While that’s new, the bottleneck at Dupont/Annette/Dundas has been like that for years.
Dupont can be a fine trip at 6 AM, but during the day, it’s frustratingly slow. Davenport is a much better alternative. Unfortunately, that’s not an alternative for transit riders.
Steve: Looking at the details, there are some days when delays that are likely construction related are quite visible, but in many cases there is no visible congestion point, just slower travel times. Basically the schedule is too tight and everything falls apart when ops cannot make the running time. Often there is no visible effect of line management to sort this out. With only three vehicles on the route and very wide scheduled headways, there is no wiggle-room for dealing with delays.
I drive this route and I speak for all the drivers on this route.
26 DuPont is very vulnerable to traffic congestion. From Dundas St until Davenport Road. The on-street parking must be removed and the construction near Christie street needs to stop hogging the curb lane in both directions.
It takes 45-55 minutes each way during peak hours, middays and weekends in which the TTC has failed to account for hence why buses are all over the place.
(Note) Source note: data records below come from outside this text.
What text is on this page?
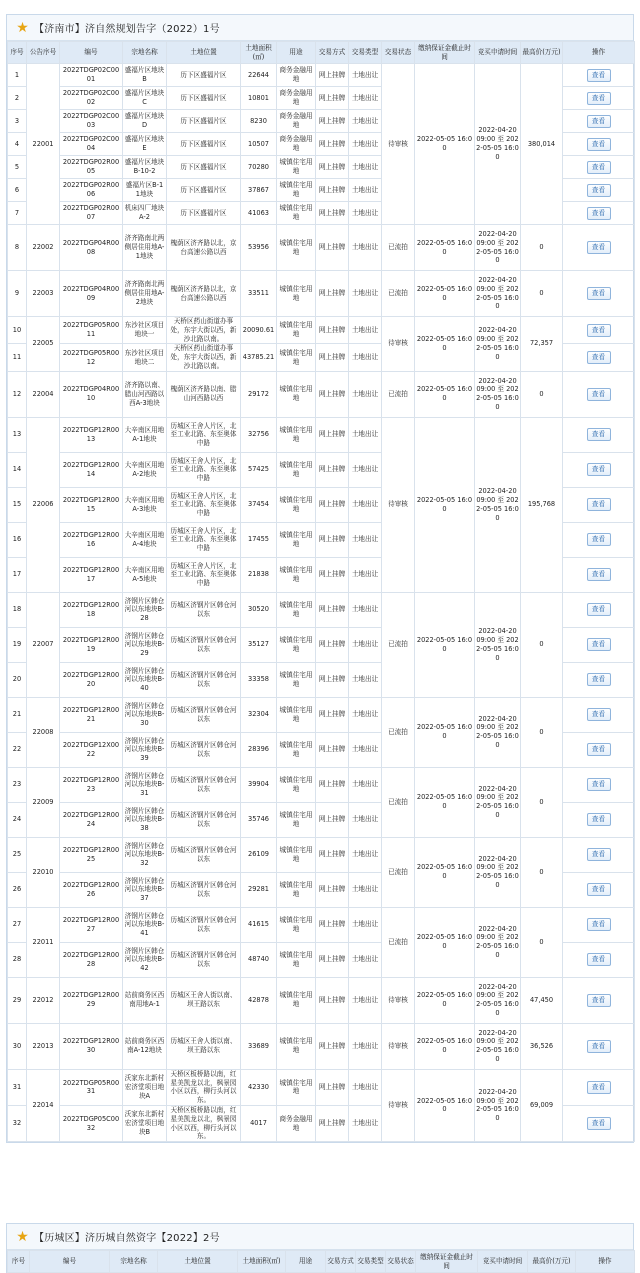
★ 【济南市】济自然规划告字（2022）1号
序号	公告序号	编号	宗地名称	土地位置	土地面积(㎡)	用途	交易方式	交易类型	交易状态	缴纳保证金截止时间	竞买申请时间	最高价(万元)	操作
1	22001	2022TDGP02C0001	盛福片区地块B	历下区盛福片区	22644	商务金融用地	网上挂牌	土地出让	待审核	2022-05-05 16:00	2022-04-20 09:00 至 2022-05-05 16:00	380,014	查看
2		2022TDGP02C0002	盛福片区地块C	历下区盛福片区	10801	商务金融用地	网上挂牌	土地出让					查看
3		2022TDGP02C0003	盛福片区地块D	历下区盛福片区	8230	商务金融用地	网上挂牌	土地出让					查看
4		2022TDGP02C0004	盛福片区地块E	历下区盛福片区	10507	商务金融用地	网上挂牌	土地出让					查看
5		2022TDGP02R0005	盛福片区地块B-10-2	历下区盛福片区	70280	城镇住宅用地	网上挂牌	土地出让					查看
6		2022TDGP02R0006	盛福片区B-11地块	历下区盛福片区	37867	城镇住宅用地	网上挂牌	土地出让					查看
7		2022TDGP02R0007	机床四厂地块A-2	历下区盛福片区	41063	城镇住宅用地	网上挂牌	土地出让					查看
8	22002	2022TDGP04R0008	济齐路南北两侧居住用地A-1地块	槐荫区济齐路以北，京台高速公路以西	53956	城镇住宅用地	网上挂牌	土地出让	已流拍	2022-05-05 16:00	2022-04-20 09:00 至 2022-05-05 16:00	0	查看
9	22003	2022TDGP04R0009	济齐路南北两侧居住用地A-2地块	槐荫区济齐路以北，京台高速公路以西	33511	城镇住宅用地	网上挂牌	土地出让	已流拍	2022-05-05 16:00	2022-04-20 09:00 至 2022-05-05 16:00	0	查看
10	22005	2022TDGP05R0011	东沙社区项目地块一	天桥区药山街道办事处，东宇大街以西，新沙北路以南。	20090.61	城镇住宅用地	网上挂牌	土地出让	待审核	2022-05-05 16:00	2022-04-20 09:00 至 2022-05-05 16:00	72,357	查看
11		2022TDGP05R0012	东沙社区项目地块二	天桥区药山街道办事处，东宇大街以西，新沙北路以南。	43785.21	城镇住宅用地	网上挂牌	土地出让					查看
12	22004	2022TDGP04R0010	济齐路以南、腊山河西路以西A-3地块	槐荫区济齐路以南、腊山河西路以西	29172	城镇住宅用地	网上挂牌	土地出让	已流拍	2022-05-05 16:00	2022-04-20 09:00 至 2022-05-05 16:00	0	查看
13	22006	2022TDGP12R0013	大辛南区用地A-1地块	历城区王舍人片区，北至工业北路、东至奥体中路	32756	城镇住宅用地	网上挂牌	土地出让	待审核	2022-05-05 16:00	2022-04-20 09:00 至 2022-05-05 16:00	195,768	查看
14		2022TDGP12R0014	大辛南区用地A-2地块	历城区王舍人片区，北至工业北路、东至奥体中路	57425	城镇住宅用地	网上挂牌	土地出让					查看
15		2022TDGP12R0015	大辛南区用地A-3地块	历城区王舍人片区，北至工业北路、东至奥体中路	37454	城镇住宅用地	网上挂牌	土地出让					查看
16		2022TDGP12R0016	大辛南区用地A-4地块	历城区王舍人片区，北至工业北路、东至奥体中路	17455	城镇住宅用地	网上挂牌	土地出让					查看
17		2022TDGP12R0017	大辛南区用地A-5地块	历城区王舍人片区，北至工业北路、东至奥体中路	21838	城镇住宅用地	网上挂牌	土地出让					查看
18	22007	2022TDGP12R0018	济钢片区韩仓河以东地块B-28	历城区济钢片区韩仓河以东	30520	城镇住宅用地	网上挂牌	土地出让	已流拍	2022-05-05 16:00	2022-04-20 09:00 至 2022-05-05 16:00	0	查看
19		2022TDGP12R0019	济钢片区韩仓河以东地块B-29	历城区济钢片区韩仓河以东	35127	城镇住宅用地	网上挂牌	土地出让					查看
20		2022TDGP12R0020	济钢片区韩仓河以东地块B-40	历城区济钢片区韩仓河以东	33358	城镇住宅用地	网上挂牌	土地出让					查看
21	22008	2022TDGP12R0021	济钢片区韩仓河以东地块B-30	历城区济钢片区韩仓河以东	32304	城镇住宅用地	网上挂牌	土地出让	已流拍	2022-05-05 16:00	2022-04-20 09:00 至 2022-05-05 16:00	0	查看
22		2022TDGP12X0022	济钢片区韩仓河以东地块B-39	历城区济钢片区韩仓河以东	28396	城镇住宅用地	网上挂牌	土地出让					查看
23	22009	2022TDGP12R0023	济钢片区韩仓河以东地块B-31	历城区济钢片区韩仓河以东	39904	城镇住宅用地	网上挂牌	土地出让	已流拍	2022-05-05 16:00	2022-04-20 09:00 至 2022-05-05 16:00	0	查看
24		2022TDGP12R0024	济钢片区韩仓河以东地块B-38	历城区济钢片区韩仓河以东	35746	城镇住宅用地	网上挂牌	土地出让					查看
25	22010	2022TDGP12R0025	济钢片区韩仓河以东地块B-32	历城区济钢片区韩仓河以东	26109	城镇住宅用地	网上挂牌	土地出让	已流拍	2022-05-05 16:00	2022-04-20 09:00 至 2022-05-05 16:00	0	查看
26		2022TDGP12R0026	济钢片区韩仓河以东地块B-37	历城区济钢片区韩仓河以东	29281	城镇住宅用地	网上挂牌	土地出让					查看
27	22011	2022TDGP12R0027	济钢片区韩仓河以东地块B-41	历城区济钢片区韩仓河以东	41615	城镇住宅用地	网上挂牌	土地出让	已流拍	2022-05-05 16:00	2022-04-20 09:00 至 2022-05-05 16:00	0	查看
28		2022TDGP12R0028	济钢片区韩仓河以东地块B-42	历城区济钢片区韩仓河以东	48740	城镇住宅用地	网上挂牌	土地出让					查看
29	22012	2022TDGP12R0029	站前商务区西南用地A-1	历城区王舍人街以南、坝王路以东	42878	城镇住宅用地	网上挂牌	土地出让	待审核	2022-05-05 16:00	2022-04-20 09:00 至 2022-05-05 16:00	47,450	查看
30	22013	2022TDGP12R0030	站前商务区西南A-12地块	历城区王舍人街以南、坝王路以东	33689	城镇住宅用地	网上挂牌	土地出让	待审核	2022-05-05 16:00	2022-04-20 09:00 至 2022-05-05 16:00	36,526	查看
31	22014	2022TDGP05R0031	沃家东北新村宏济堂项目地块A	天桥区板桥路以南，红星美凯龙以北，枫景园小区以西，柳行头河以东。	42330	城镇住宅用地	网上挂牌	土地出让	待审核	2022-05-05 16:00	2022-04-20 09:00 至 2022-05-05 16:00	69,009	查看
32		2022TDGP05C0032	沃家东北新村宏济堂项目地块B	天桥区板桥路以南，红星美凯龙以北，枫景园小区以西，柳行头河以东。	4017	商务金融用地	网上挂牌	土地出让					查看
★ 【历城区】济历城自然资字【2022】2号
序号	编号	宗地名称	土地位置	土地面积(㎡)	用途	交易方式	交易类型	交易状态	缴纳保证金截止时间	竞买申请时间	最高价(万元)	操作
Maybe during early morning hours like 5am, it takes 25 mins to make each trip. Heck the drivers don’t even have time to stop for bathroom breaks.
Steve: Yes, this is a route where the schedules are clearly out of whack with actual on street conditions, but nothing is done about it and riders suffer from terrible service. That said, there is no excuse for buses that are supposed to be 20 minutes apart making round trips as if they were coupled to each other.